Hotel sector to see longer troughs
Rise in inventory, inflation and a seasonally weak quarter ahead will further hit the profitability of luxury hotel chains
The trend in foreign tourist arrivals into the country from January to August this year shows a growth of 3.6%, well below the growth rate of 6.2% over the same period last year. Further, depreciation of the rupee has not led to elevated levels of foreign exchange earnings from the hotels sector—the growth rate for the same period is at 14% compared with 23.7% a year back.
This implies lower occupancy rates in luxury hotel chains. The slowdown has led to contraction in business travel, as seen by falling occupancy rates in the business destinations such as Mumbai, National Capital Region, Hyderabad, Bangalore, Pune, Chennai and Hyderabad. Given the situation of oversupply of hotel rooms, revenue per average room is also very low. This along with inflationary pressures and a seasonally weak quarter ahead will hit profitability further. Business and leisure destination occupancies hovered around 56% and 46%, respectively, during the June quarter, showing no improvement from the year-ago period.

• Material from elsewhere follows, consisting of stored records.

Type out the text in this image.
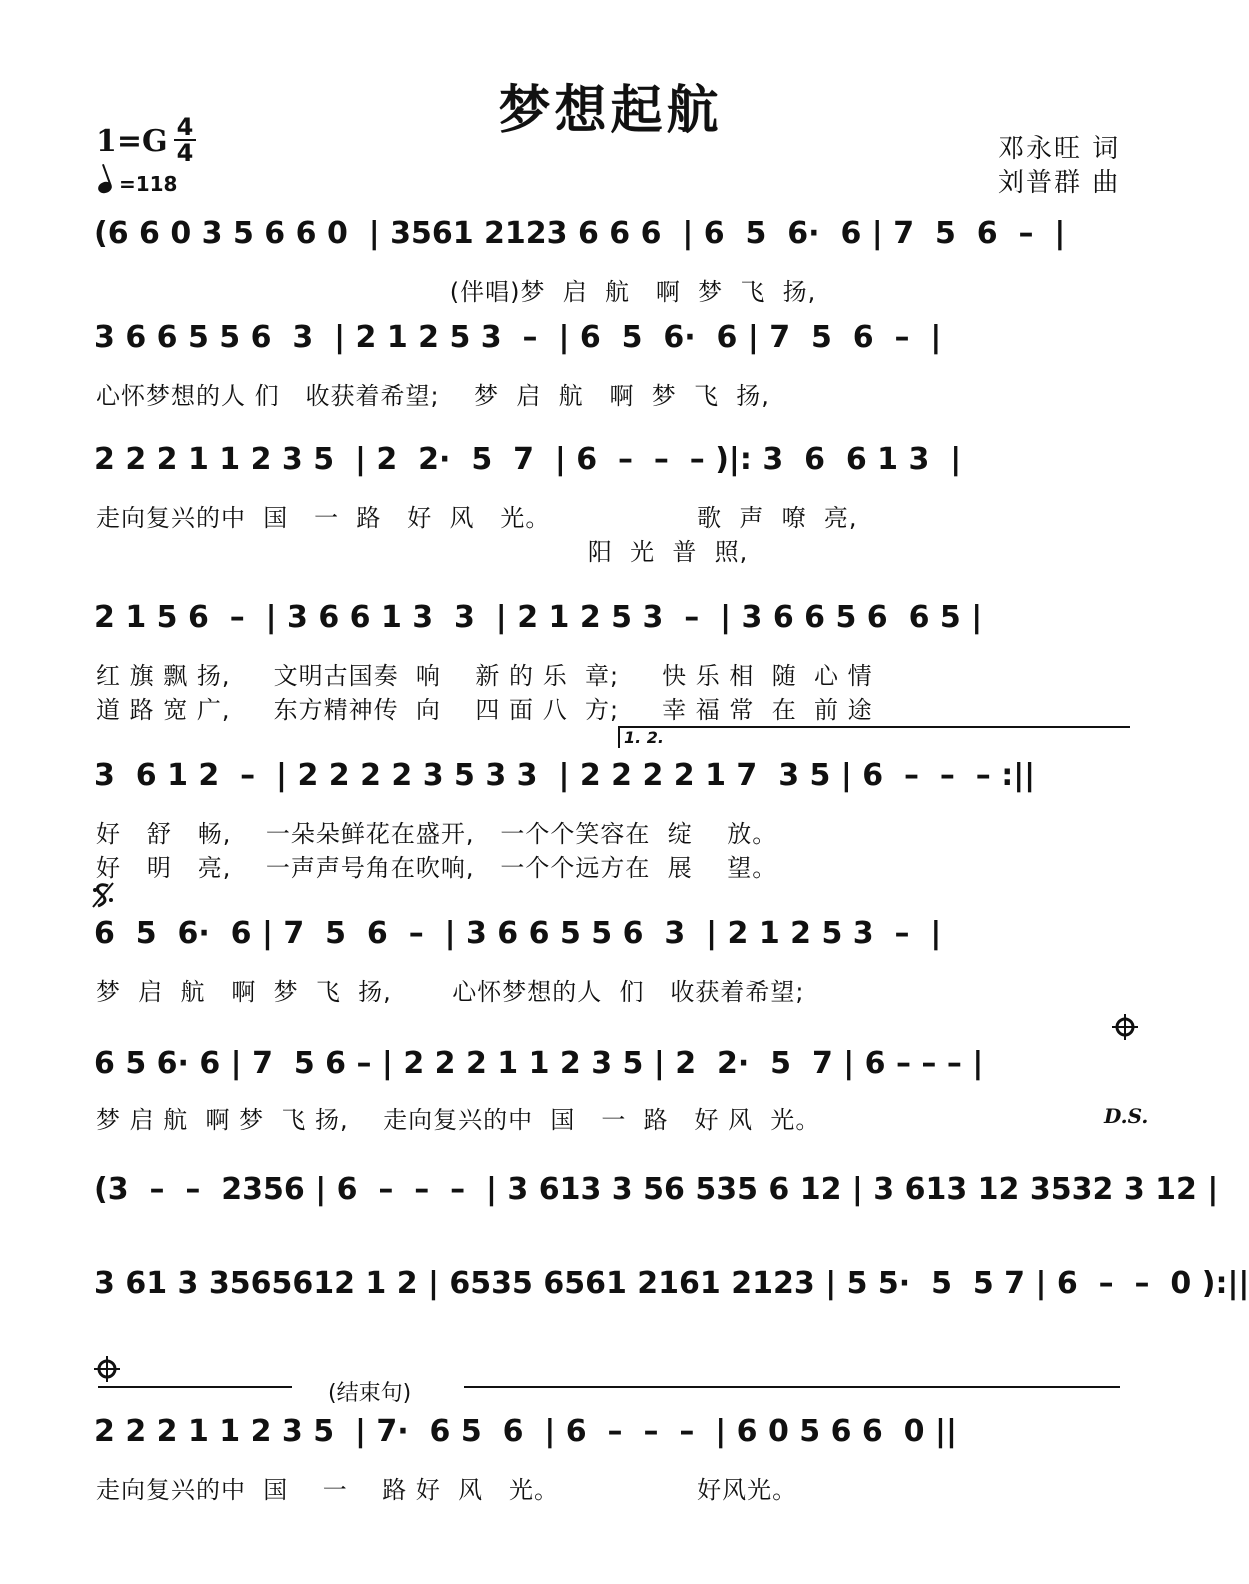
梦想起航
邓永旺 词
刘普群 曲
1=G 4
4
=118
(6 6 0 3 5 6 6 0  | 3561 2123 6 6 6  | 6  5  6·  6 | 7  5  6  –  |
(伴唱)梦  启  航   啊  梦  飞  扬,
3 6 6 5 5 6  3  | 2 1 2 5 3  –  | 6  5  6·  6 | 7  5  6  –  |
心怀梦想的人 们   收获着希望;    梦  启  航   啊  梦  飞  扬,
2 2 2 1 1 2 3 5  | 2  2·  5  7  | 6  –  –  – )|: 3  6  6 1 3  |
走向复兴的中  国   一  路   好  风   光。                 歌  声  嘹  亮,
阳  光  普  照,
2 1 5 6  –  | 3 6 6 1 3  3  | 2 1 2 5 3  –  | 3 6 6 5 6  6 5 |
红 旗 飘 扬,     文明古国奏  响    新 的 乐  章;     快 乐 相  随  心 情
道 路 宽 广,     东方精神传  向    四 面 八  方;     幸 福 常  在  前 途
1. 2.
3  6 1 2  –  | 2 2 2 2 3 5 3 3  | 2 2 2 2 1 7  3 5 | 6  –  –  – :||
好   舒   畅,    一朵朵鲜花在盛开,   一个个笑容在  绽    放。
好   明   亮,    一声声号角在吹响,   一个个远方在  展    望。
6  5  6·  6 | 7  5  6  –  | 3 6 6 5 5 6  3  | 2 1 2 5 3  –  |
梦  启  航   啊  梦  飞  扬,       心怀梦想的人  们   收获着希望;
6 5 6· 6 | 7  5 6 – | 2 2 2 1 1 2 3 5 | 2  2·  5  7 | 6 – – – |
梦 启 航  啊 梦  飞 扬,    走向复兴的中  国   一  路   好 风  光。	D.S.
(3  –  –  2356 | 6  –  –  –  | 3 613 3 56 535 6 12 | 3 613 12 3532 3 12 |
3 61 3 3565612 1 2 | 6535 6561 2161 2123 | 5 5·  5  5 7 | 6  –  –  0 ):||
(结束句)
2 2 2 1 1 2 3 5  | 7·  6 5  6  | 6  –  –  –  | 6 0 5 6 6  0 ||
走向复兴的中  国    一    路 好  风   光。                好风光。
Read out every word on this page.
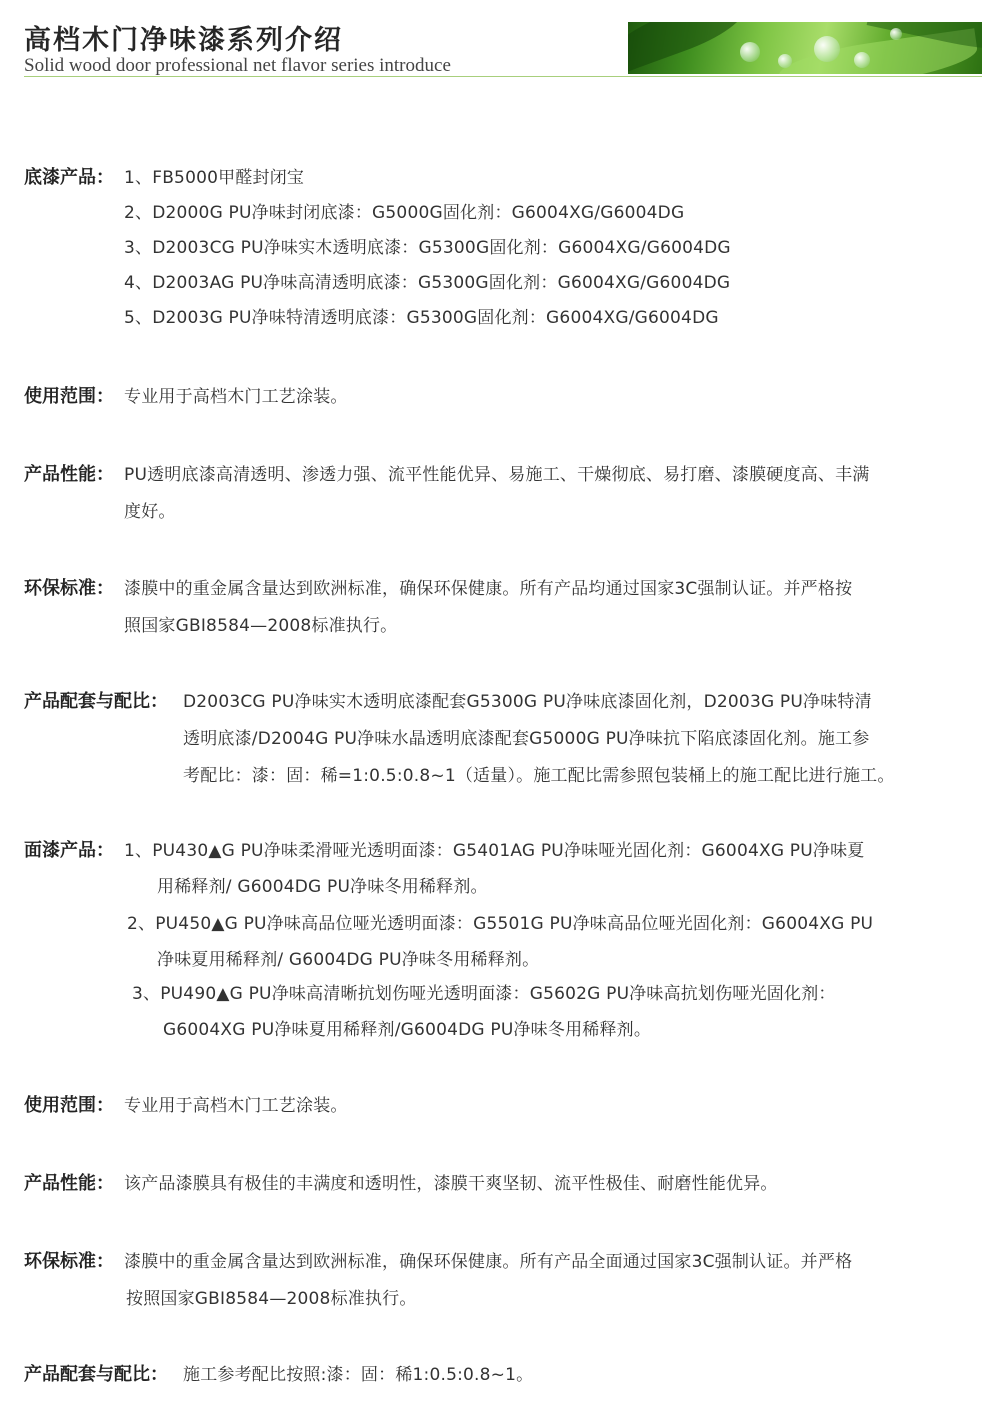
高档木门净味漆系列介绍
Solid wood door professional net flavor series introduce
底漆产品： 1、FB5000甲醛封闭宝
2、D2000G PU净味封闭底漆：G5000G固化剂：G6004XG/G6004DG
3、D2003CG PU净味实木透明底漆：G5300G固化剂：G6004XG/G6004DG
4、D2003AG PU净味高清透明底漆：G5300G固化剂：G6004XG/G6004DG
5、D2003G PU净味特清透明底漆：G5300G固化剂：G6004XG/G6004DG
使用范围： 专业用于高档木门工艺涂装。
产品性能： PU透明底漆高清透明、渗透力强、流平性能优异、易施工、干燥彻底、易打磨、漆膜硬度高、丰满
度好。
环保标准： 漆膜中的重金属含量达到欧洲标准，确保环保健康。所有产品均通过国家3C强制认证。并严格按
照国家GBI8584—2008标准执行。
产品配套与配比： D2003CG PU净味实木透明底漆配套G5300G PU净味底漆固化剂，D2003G PU净味特清
透明底漆/D2004G PU净味水晶透明底漆配套G5000G PU净味抗下陷底漆固化剂。施工参
考配比：漆：固：稀=1:0.5:0.8~1（适量）。施工配比需参照包装桶上的施工配比进行施工。
面漆产品： 1、PU430▲G PU净味柔滑哑光透明面漆：G5401AG PU净味哑光固化剂：G6004XG PU净味夏
用稀释剂/ G6004DG PU净味冬用稀释剂。
2、PU450▲G PU净味高品位哑光透明面漆：G5501G PU净味高品位哑光固化剂：G6004XG PU
净味夏用稀释剂/ G6004DG PU净味冬用稀释剂。
3、PU490▲G PU净味高清晰抗划伤哑光透明面漆：G5602G PU净味高抗划伤哑光固化剂：
G6004XG PU净味夏用稀释剂/G6004DG PU净味冬用稀释剂。
使用范围： 专业用于高档木门工艺涂装。
产品性能： 该产品漆膜具有极佳的丰满度和透明性，漆膜干爽坚韧、流平性极佳、耐磨性能优异。
环保标准： 漆膜中的重金属含量达到欧洲标准，确保环保健康。所有产品全面通过国家3C强制认证。并严格
按照国家GBI8584—2008标准执行。
产品配套与配比： 施工参考配比按照:漆：固：稀1:0.5:0.8~1。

A report by ICRA Ltd says, “The industry margins in the September quarter are likely to ebb to 7-8%—lowest in five years."
The institution’s analysis of eight key cities in the country indicates an inventory of 50,600 rooms in the premium space, most of it in Mumbai and the national capital region. The outlook is bleak as the expected 16% rise in inventory will deter any meaningful room tariff hike.
This will mean the industry down-cycle is likely to be prolonged for about five years compared with the earlier trend when there was a 1-2 year-low and a 5-6 year-high.
What could bring cheer to the sector especially in the leisure destinations is an uptick in foreign tourist arrivals. This could happen from the December quarter, given that it is a relatively stronger quarter for tourism in India and this time round, foreigners would have a currency edge, too.